A new study published in Nature Astronomy analysed 30 years of data to reveal that there is a roughly one in 10 chance that at least one person will be killed by falling rocket debris in the next decade.
And, what’s more, people in the southern hemisphere are most at risk.
For comparison, the odds of an asteroid striking Earth with fatal impact in any year is one in the hundreds of thousands.
Although rocket launches vary, boosters and other sizeable parts from rockets fall back to Earth or are abandoned in orbit.
In most cases, the abandoned rocket bodies re-enter the atmosphere in an uncontrolled fashion and debris may land anywhere along the flight path.
Using the past 30 years of satellite data, Michael Byers and colleagues projected the “casualty expectation” – or risk to human life – over the next decade as a result of uncontrolled rocket re-entries.
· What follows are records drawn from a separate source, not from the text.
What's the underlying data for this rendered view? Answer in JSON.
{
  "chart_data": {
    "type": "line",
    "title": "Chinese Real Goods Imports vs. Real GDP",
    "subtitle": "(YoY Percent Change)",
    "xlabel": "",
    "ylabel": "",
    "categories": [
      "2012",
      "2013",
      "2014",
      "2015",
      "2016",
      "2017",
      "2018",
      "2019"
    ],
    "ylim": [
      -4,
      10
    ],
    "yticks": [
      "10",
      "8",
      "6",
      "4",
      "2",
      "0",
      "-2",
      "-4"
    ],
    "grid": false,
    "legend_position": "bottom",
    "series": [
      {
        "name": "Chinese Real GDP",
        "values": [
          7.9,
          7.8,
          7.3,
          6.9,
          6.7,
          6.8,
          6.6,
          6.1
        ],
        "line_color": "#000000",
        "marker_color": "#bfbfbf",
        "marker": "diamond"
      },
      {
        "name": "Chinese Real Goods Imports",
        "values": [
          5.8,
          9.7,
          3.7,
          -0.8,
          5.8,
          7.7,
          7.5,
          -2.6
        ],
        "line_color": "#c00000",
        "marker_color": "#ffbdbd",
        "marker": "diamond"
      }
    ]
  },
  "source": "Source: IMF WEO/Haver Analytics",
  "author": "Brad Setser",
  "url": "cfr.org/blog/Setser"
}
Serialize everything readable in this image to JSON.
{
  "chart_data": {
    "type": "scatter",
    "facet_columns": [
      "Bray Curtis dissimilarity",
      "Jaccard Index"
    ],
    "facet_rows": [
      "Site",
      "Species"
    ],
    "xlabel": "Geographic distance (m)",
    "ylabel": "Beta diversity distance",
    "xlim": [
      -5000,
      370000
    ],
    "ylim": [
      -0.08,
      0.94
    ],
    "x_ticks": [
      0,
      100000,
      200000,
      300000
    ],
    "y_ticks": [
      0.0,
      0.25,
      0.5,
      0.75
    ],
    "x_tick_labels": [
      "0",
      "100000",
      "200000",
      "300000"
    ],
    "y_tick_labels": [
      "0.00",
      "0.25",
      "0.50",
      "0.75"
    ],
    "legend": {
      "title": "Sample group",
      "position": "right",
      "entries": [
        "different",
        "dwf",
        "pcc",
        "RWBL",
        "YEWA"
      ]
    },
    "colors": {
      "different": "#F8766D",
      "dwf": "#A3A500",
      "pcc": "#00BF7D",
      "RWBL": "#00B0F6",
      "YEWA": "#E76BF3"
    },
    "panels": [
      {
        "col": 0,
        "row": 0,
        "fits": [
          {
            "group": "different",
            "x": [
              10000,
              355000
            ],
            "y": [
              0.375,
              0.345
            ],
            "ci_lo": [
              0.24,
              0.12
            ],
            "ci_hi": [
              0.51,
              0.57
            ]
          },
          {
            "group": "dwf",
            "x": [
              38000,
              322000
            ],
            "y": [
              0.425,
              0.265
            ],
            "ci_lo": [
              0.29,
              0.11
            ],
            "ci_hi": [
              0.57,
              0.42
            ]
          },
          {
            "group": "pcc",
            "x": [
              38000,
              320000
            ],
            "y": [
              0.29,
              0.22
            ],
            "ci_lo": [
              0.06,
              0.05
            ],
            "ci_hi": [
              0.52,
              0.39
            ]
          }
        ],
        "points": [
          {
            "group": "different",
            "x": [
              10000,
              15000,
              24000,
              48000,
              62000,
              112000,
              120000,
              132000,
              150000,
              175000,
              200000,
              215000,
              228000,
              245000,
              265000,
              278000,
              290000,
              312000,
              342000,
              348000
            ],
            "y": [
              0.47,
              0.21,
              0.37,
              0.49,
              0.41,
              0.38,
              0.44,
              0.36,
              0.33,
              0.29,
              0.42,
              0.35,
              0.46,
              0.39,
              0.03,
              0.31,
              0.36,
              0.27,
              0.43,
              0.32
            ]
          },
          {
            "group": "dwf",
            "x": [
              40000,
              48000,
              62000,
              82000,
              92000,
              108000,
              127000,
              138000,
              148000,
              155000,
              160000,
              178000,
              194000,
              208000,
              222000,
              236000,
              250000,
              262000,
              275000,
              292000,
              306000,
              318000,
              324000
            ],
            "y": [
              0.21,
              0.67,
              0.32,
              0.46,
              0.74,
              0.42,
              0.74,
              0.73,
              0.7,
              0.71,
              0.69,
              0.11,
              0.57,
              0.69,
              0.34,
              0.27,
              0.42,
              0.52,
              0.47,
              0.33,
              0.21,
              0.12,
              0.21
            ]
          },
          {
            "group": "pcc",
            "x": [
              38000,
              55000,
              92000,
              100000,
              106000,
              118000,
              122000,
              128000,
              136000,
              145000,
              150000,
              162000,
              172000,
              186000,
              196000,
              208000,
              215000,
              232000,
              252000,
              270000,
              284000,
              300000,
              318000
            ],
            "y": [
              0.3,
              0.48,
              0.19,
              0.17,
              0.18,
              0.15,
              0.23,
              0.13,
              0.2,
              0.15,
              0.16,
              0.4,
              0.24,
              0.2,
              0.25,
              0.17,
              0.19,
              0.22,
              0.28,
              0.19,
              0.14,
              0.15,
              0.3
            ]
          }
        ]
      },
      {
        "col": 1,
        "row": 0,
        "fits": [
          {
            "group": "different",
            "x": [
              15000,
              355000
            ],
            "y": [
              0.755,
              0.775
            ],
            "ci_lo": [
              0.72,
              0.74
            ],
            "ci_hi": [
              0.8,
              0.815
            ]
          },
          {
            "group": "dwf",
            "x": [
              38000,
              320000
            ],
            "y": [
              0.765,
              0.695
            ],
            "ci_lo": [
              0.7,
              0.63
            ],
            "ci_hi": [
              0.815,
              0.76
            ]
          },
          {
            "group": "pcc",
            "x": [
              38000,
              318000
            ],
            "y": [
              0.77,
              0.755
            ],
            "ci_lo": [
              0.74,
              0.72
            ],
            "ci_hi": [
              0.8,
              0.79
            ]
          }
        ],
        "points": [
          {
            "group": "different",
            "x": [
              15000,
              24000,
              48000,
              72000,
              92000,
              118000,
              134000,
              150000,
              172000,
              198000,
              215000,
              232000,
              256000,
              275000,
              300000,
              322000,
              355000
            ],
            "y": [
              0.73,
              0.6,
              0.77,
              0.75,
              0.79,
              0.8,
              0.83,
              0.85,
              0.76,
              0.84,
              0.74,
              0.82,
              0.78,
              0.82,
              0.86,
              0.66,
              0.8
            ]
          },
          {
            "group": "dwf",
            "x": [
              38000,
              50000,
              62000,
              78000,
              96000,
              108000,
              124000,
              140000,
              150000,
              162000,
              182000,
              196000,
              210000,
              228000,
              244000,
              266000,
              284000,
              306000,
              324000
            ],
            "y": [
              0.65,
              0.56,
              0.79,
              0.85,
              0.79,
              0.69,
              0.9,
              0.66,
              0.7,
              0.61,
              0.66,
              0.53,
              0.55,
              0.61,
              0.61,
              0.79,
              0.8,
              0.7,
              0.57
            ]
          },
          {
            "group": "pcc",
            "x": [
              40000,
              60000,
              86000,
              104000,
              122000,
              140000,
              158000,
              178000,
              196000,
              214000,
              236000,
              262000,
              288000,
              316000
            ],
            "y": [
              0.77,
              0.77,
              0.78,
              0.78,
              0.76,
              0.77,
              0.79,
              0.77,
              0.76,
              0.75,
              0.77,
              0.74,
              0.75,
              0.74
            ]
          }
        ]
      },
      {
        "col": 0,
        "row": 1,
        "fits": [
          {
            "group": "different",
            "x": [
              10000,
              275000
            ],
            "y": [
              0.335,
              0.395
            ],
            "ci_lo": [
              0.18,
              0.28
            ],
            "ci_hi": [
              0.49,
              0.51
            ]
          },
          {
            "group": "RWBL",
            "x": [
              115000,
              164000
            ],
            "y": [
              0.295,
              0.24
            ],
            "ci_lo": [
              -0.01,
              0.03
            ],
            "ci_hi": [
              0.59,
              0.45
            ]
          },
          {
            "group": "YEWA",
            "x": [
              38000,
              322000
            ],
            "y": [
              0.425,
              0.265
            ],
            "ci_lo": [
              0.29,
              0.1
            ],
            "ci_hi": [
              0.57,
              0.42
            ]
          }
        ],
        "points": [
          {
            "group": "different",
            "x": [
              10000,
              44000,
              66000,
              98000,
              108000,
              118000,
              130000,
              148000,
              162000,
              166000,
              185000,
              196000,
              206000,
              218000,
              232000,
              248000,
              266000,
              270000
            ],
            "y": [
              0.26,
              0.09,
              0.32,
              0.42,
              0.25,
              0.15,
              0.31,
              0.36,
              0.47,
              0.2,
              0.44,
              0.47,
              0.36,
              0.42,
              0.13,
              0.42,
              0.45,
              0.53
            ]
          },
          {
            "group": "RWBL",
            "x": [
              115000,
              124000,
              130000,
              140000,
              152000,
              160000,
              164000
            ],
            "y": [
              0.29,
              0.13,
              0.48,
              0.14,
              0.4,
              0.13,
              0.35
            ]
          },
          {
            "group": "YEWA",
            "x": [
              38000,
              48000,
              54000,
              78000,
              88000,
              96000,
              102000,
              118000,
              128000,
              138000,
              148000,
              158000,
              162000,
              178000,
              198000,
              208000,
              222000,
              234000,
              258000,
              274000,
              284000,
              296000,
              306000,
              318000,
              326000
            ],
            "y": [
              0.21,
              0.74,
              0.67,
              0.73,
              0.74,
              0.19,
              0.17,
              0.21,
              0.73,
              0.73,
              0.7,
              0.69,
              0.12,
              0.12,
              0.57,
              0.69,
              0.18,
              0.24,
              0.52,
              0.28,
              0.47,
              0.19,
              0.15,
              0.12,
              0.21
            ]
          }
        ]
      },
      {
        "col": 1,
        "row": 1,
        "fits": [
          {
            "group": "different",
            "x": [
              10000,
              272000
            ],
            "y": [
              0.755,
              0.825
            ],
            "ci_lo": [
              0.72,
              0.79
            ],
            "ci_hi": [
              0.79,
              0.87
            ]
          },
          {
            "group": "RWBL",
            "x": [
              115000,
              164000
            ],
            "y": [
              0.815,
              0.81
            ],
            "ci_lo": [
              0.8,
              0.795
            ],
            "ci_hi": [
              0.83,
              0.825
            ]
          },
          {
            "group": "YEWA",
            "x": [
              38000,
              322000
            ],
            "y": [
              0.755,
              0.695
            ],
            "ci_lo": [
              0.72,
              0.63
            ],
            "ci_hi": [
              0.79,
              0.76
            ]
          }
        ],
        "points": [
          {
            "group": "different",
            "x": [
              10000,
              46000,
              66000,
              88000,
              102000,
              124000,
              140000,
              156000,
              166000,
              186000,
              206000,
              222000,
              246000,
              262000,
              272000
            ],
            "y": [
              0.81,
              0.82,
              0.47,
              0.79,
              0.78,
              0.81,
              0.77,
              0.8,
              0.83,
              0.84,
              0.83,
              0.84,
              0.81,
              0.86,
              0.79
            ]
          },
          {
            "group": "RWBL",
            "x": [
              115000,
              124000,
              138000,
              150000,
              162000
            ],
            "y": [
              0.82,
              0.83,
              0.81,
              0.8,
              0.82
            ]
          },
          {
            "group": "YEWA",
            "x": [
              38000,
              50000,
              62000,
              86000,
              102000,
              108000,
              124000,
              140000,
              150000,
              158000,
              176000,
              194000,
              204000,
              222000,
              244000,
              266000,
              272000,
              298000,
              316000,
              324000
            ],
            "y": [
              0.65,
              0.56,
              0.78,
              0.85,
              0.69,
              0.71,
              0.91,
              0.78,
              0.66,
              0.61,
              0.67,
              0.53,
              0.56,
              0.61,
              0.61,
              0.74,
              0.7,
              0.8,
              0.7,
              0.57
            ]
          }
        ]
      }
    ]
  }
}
The team focused on pieces of rockets that remain partially intact and pose a casualty risk on land, at sea or to aeroplanes.
They revealed that current practices have, on average, a 10 per cent chance of one or more casualties over the next decade if each re-entry spreads lethal debris over an area of 10 square metres.
And rocket bodies are about three times more likely to land at the latitudes of Jakarta, Dhaka and Lagos than those of New York, Beijing or Moscow.
The authors further explained that we already have the technology for guided re-entry systems.
What we lack, they state, is the collective will to employ these because of the associated costs.
They concluded that without multilateral agreements for mandated controlled rocket re-entries, space-faring nations will continue to export these risks unnecessarily.